Dans cette relecture freudienne de Noureev, qui a recentré l’action sur le Prince, Mathias Heymann brille et montre son expérience du rôle. Quel moelleux dans sa danse! On savoure sa façon d’accélérer et de ralentir le mouvement, la netteté et la précision de ses pas. Épaulements, placement, tout y est. Sa variation lente au premier acte est un délice. Le face à face avec Karl Paquette, le précepteur, fonctionne bien. Ce premier acte est aussi l’occasion de découvrir le pas de trois dansé par la brillante Sae Eun Park, Fabien Revillion, qui a montré un beau travail de petite batterie, et Severine Westerman.

Attendue dans le rôle du cygne blanc, Myriam Ould Braham et sa frêle silhouette y font des merveilles. Ses bras si souples semblent désarticulés et rappellent les battements d’ailes du cygne. Son Odette est poétique et sensible. Sans conteste, l’adage du deuxième acte est l’un des grands moments de la soirée, avec deux solistes en osmose totale. Sans oublier, le corps de ballet, sublime ce soir qui a su mettre en valeur les étoiles. Dans les quatre petits cygnes, on ne peut passer à côté d’Eléonore Guérineau. Dans les quatre grands cygnes, c’est Héloïse Bourdon qui accroche les regards.

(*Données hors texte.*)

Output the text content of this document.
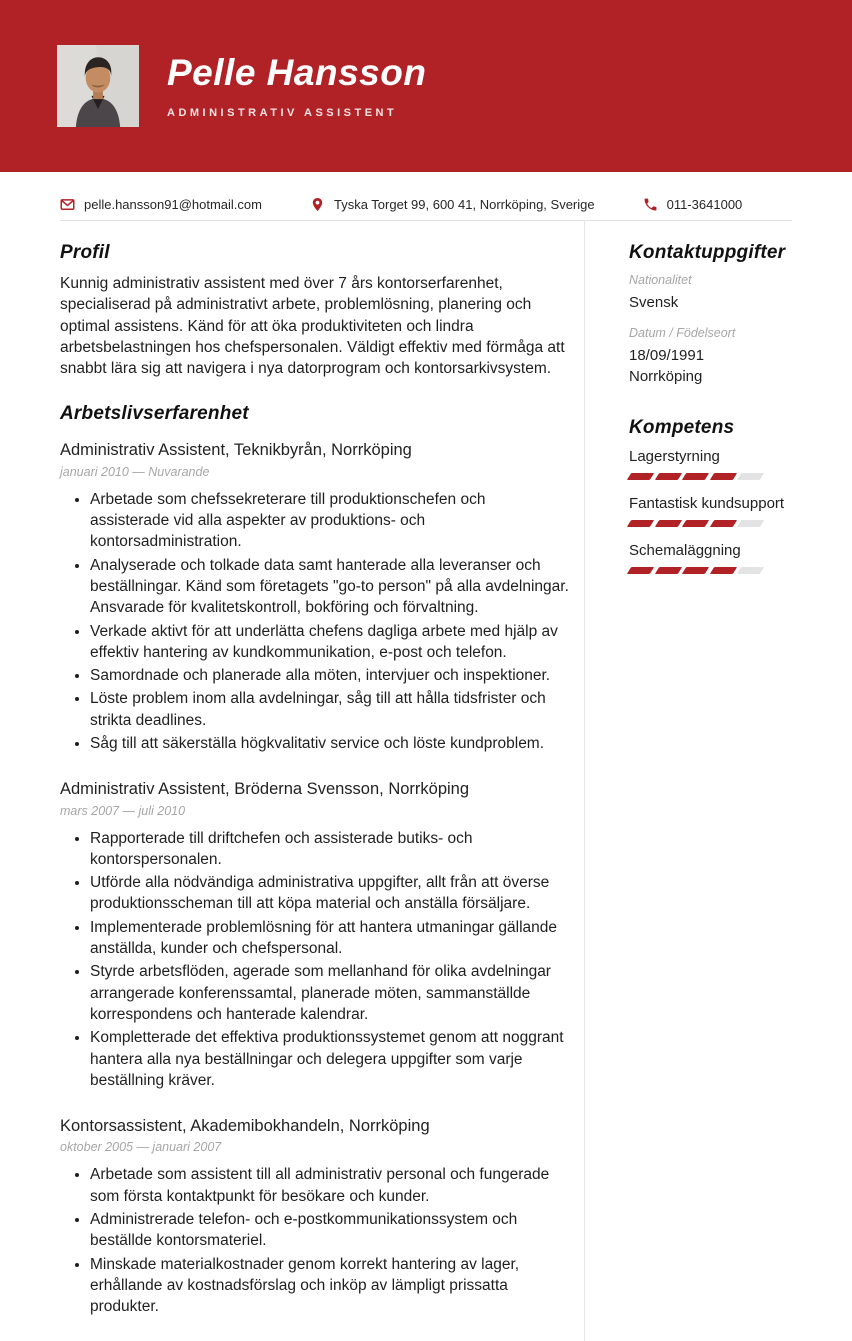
Pelle Hansson
ADMINISTRATIV ASSISTENT
pelle.hansson91@hotmail.com	Tyska Torget 99, 600 41, Norrköping, Sverige	011-3641000
Profil
Kunnig administrativ assistent med över 7 års kontorserfarenhet, specialiserad på administrativt arbete, problemlösning, planering och optimal assistens. Känd för att öka produktiviteten och lindra arbetsbelastningen hos chefspersonalen. Väldigt effektiv med förmåga att snabbt lära sig att navigera i nya datorprogram och kontorsarkivsystem.
Arbetslivserfarenhet
Administrativ Assistent, Teknikbyrån, Norrköping
januari 2010 — Nuvarande
• Arbetade som chefssekreterare till produktionschefen och assisterade vid alla aspekter av produktions- och kontorsadministration.
• Analyserade och tolkade data samt hanterade alla leveranser och beställningar. Känd som företagets "go-to person" på alla avdelningar. Ansvarade för kvalitetskontroll, bokföring och förvaltning.
• Verkade aktivt för att underlätta chefens dagliga arbete med hjälp av effektiv hantering av kundkommunikation, e-post och telefon.
• Samordnade och planerade alla möten, intervjuer och inspektioner.
• Löste problem inom alla avdelningar, såg till att hålla tidsfrister och strikta deadlines.
• Såg till att säkerställa högkvalitativ service och löste kundproblem.
Administrativ Assistent, Bröderna Svensson, Norrköping
mars 2007 — juli 2010
• Rapporterade till driftchefen och assisterade butiks- och kontorspersonalen.
• Utförde alla nödvändiga administrativa uppgifter, allt från att överse produktionsscheman till att köpa material och anställa försäljare.
• Implementerade problemlösning för att hantera utmaningar gällande anställda, kunder och chefspersonal.
• Styrde arbetsflöden, agerade som mellanhand för olika avdelningar arrangerade konferenssamtal, planerade möten, sammanställde korrespondens och hanterade kalendrar.
• Kompletterade det effektiva produktionssystemet genom att noggrant hantera alla nya beställningar och delegera uppgifter som varje beställning kräver.
Kontorsassistent, Akademibokhandeln, Norrköping
oktober 2005 — januari 2007
• Arbetade som assistent till all administrativ personal och fungerade som första kontaktpunkt för besökare och kunder.
• Administrerade telefon- och e-postkommunikationssystem och beställde kontorsmateriel.
• Minskade materialkostnader genom korrekt hantering av lager, erhållande av kostnadsförslag och inköp av lämpligt prissatta produkter.
Kontaktuppgifter
Nationalitet
Svensk
Datum / Födelseort
18/09/1991
Norrköping
Kompetens
Lagerstyrning
Fantastisk kundsupport
Schemaläggning
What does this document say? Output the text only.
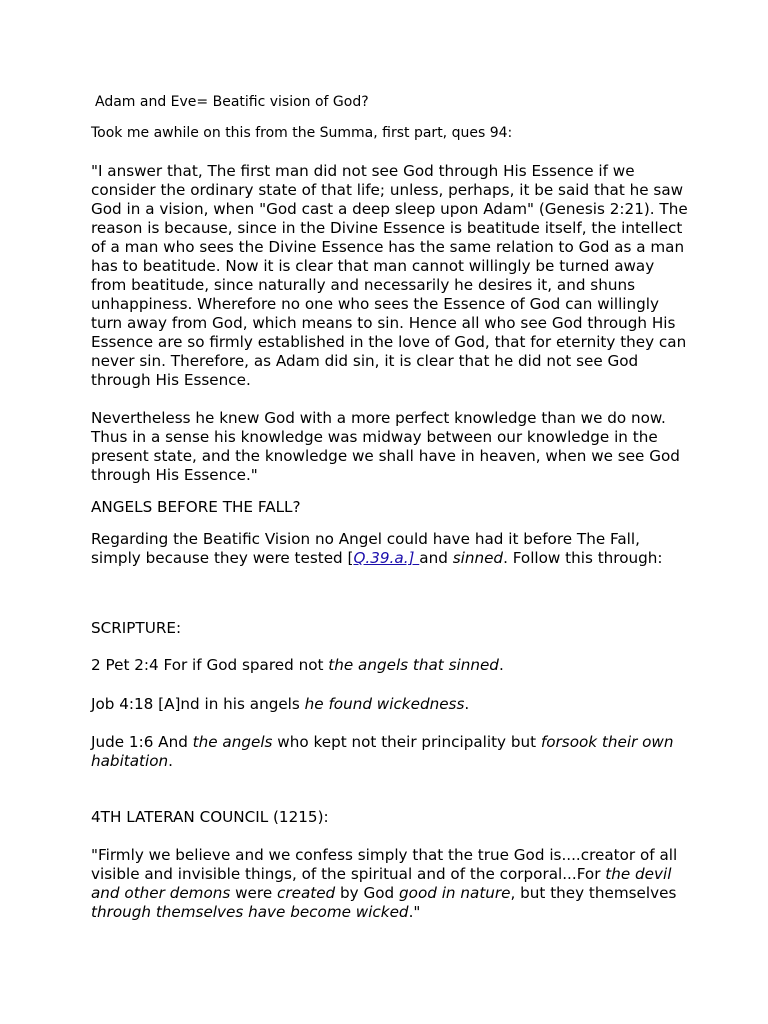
Adam and Eve= Beatific vision of God?

Took me awhile on this from the Summa, first part, ques 94:

"I answer that, The first man did not see God through His Essence if we consider the ordinary state of that life; unless, perhaps, it be said that he saw God in a vision, when "God cast a deep sleep upon Adam" (Genesis 2:21). The reason is because, since in the Divine Essence is beatitude itself, the intellect of a man who sees the Divine Essence has the same relation to God as a man has to beatitude. Now it is clear that man cannot willingly be turned away from beatitude, since naturally and necessarily he desires it, and shuns unhappiness. Wherefore no one who sees the Essence of God can willingly turn away from God, which means to sin. Hence all who see God through His Essence are so firmly established in the love of God, that for eternity they can never sin. Therefore, as Adam did sin, it is clear that he did not see God through His Essence.

Nevertheless he knew God with a more perfect knowledge than we do now. Thus in a sense his knowledge was midway between our knowledge in the present state, and the knowledge we shall have in heaven, when we see God through His Essence."

ANGELS BEFORE THE FALL?

Regarding the Beatific Vision no Angel could have had it before The Fall, simply because they were tested [Q.39.a.] and sinned. Follow this through:

SCRIPTURE:

2 Pet 2:4 For if God spared not the angels that sinned.

Job 4:18 [A]nd in his angels he found wickedness.

Jude 1:6 And the angels who kept not their principality but forsook their own habitation.

4TH LATERAN COUNCIL (1215):

"Firmly we believe and we confess simply that the true God is....creator of all visible and invisible things, of the spiritual and of the corporal...For the devil and other demons were created by God good in nature, but they themselves through themselves have become wicked."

Karl Paquette, Myriam Ould Braham et Mathias Heymann

Karl Paquette, Myriam Ould Braham et Mathias Heymann

Au troisième acte, retour au palais pour les fiançailles du Prince. Léonore Baulac et François Alu ouvrent le bal avec la danse hongroise. Ils sont suivis par une danse espagnole de haute volée où l’on retrouve à nouveau une Stephanie Romberg très en forme (si ma mémoire est bonne, elle est filmée dans ce même rôle dans le DVD de 2005). La danse Napolitaine est un joli moment avec Eléonore Guérineau et Emmanuel Thibault. C’est finalement sur la troublante Odile que Siegfried, croyant retrouver Odette, jettera son dévolu. Le trio d’étoiles nous offre un superbe pas de trois, le moment de bravoure de ce troisième acte. Myriam Ould Braham est piquante en Odile. On sent sa complicité avec Mathias Heymann, ce qui rend leur jeu d’autant plus crédible. Quant à Karl Paquette, il excelle toujours dans le rôle du sorcier maléfique.

Le quatrième acte est un pur moment de poésie porté par la lamentation des cygnes. Mention spéciale au corps de ballet pour ce si beau passage. Après un dernier pas de deux déchirant entre Odette et Siegfried, les trois protagonistes se retrouvent pour l’affrontement final entre Rothbart et le Prince. Un dernier tableau magnifique pour cette soirée trois étoiles, menée par une distribution de haute volée (et à ne pas rater !).